Supporting the theory, the recent upsurge in autism rates has coincided with certain social changes, including an unprecedented movement of women into math and science professions, which in turn may have encouraged the meeting and mingling of like-minded — and like-brained — future parents. The dotcom boom further raised the social capital of high systemizers, making them more sought after as mates. It’s possible that people with higher than normal levels of autistic traits have been reproducing more than ever before.

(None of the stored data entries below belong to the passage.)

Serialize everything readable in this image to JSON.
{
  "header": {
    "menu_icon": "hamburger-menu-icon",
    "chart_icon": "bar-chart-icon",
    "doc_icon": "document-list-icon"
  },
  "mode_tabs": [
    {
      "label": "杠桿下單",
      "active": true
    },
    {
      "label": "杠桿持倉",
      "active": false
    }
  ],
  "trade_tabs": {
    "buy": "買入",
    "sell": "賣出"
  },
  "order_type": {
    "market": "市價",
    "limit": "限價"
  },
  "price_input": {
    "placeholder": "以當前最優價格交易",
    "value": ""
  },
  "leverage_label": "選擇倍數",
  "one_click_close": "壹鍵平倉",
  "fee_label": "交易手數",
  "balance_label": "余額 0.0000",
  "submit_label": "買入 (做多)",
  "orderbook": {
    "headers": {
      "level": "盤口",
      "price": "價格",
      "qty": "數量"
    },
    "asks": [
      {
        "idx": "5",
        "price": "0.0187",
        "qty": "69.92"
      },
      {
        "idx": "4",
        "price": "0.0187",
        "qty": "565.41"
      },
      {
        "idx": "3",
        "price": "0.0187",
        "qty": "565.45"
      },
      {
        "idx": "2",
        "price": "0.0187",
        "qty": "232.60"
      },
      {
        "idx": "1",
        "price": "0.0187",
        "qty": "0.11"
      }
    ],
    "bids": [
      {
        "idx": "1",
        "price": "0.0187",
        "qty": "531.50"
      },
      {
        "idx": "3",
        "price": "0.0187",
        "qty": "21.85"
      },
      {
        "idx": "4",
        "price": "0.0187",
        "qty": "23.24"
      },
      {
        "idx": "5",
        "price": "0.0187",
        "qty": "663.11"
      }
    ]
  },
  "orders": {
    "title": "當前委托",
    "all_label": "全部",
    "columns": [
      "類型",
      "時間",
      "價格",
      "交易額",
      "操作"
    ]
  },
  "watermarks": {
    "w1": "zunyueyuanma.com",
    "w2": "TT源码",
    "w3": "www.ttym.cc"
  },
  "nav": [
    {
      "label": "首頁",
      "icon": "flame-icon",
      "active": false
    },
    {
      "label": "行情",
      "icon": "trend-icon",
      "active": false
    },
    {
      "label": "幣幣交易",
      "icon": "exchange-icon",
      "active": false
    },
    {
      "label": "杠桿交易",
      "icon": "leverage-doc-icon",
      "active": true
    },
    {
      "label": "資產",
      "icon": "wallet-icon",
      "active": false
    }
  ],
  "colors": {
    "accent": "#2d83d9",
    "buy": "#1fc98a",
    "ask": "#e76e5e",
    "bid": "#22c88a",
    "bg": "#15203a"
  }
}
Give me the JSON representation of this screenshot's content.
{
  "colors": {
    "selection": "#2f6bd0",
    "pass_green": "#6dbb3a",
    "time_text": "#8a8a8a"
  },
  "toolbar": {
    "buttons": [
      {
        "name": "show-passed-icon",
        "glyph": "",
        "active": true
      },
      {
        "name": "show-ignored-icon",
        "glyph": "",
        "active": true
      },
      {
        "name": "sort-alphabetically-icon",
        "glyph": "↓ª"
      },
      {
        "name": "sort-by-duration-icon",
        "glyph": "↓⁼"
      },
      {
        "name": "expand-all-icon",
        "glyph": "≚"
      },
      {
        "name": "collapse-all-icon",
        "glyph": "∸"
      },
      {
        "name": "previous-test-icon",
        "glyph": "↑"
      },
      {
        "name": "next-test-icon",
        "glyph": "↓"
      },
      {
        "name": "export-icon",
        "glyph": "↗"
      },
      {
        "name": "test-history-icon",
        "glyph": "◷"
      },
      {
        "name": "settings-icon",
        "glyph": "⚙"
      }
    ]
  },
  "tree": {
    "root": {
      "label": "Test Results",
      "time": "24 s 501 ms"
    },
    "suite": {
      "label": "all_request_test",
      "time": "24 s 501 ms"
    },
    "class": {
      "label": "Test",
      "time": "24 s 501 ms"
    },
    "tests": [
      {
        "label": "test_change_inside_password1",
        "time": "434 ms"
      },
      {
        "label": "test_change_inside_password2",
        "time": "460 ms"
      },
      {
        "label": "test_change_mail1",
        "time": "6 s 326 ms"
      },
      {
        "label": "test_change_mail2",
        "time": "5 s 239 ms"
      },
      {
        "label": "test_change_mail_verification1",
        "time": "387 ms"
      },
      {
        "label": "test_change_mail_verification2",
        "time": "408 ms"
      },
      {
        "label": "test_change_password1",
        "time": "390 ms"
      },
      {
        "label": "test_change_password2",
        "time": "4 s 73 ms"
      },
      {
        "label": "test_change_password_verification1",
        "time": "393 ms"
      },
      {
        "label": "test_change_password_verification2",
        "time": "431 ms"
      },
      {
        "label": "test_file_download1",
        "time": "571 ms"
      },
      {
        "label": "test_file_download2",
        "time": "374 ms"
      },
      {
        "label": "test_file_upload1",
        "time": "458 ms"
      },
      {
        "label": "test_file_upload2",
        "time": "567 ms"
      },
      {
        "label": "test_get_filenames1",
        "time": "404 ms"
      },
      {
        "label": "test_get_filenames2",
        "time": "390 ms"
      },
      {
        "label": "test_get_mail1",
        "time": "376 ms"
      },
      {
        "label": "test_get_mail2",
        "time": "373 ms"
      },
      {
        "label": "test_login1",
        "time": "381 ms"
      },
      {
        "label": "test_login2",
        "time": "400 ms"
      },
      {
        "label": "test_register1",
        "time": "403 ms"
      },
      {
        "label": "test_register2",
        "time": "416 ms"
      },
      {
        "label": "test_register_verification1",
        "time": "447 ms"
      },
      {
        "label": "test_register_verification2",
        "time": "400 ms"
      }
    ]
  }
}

The theory is still largely speculation, shored up by seductive anecdotes about Asperger’s appearing unusually commonly in MIT alums and their children, though in a recent study in the Netherlands, Baron-Cohen found that kids living in Eindhoven — the Dutch Silicon Valley — were to two to four times more likely to be diagnosed with autism than kids in two other similar, but less tech-centric regions.
Still, Baron-Cohen is the first to caution that his results are preliminary. And, above all, he warns against drawing simple conclusions from his work about who shouldn’t marry whom. “It’s very easy to become alarmist and cause panic” he tells TIME. “It can be dangerous.”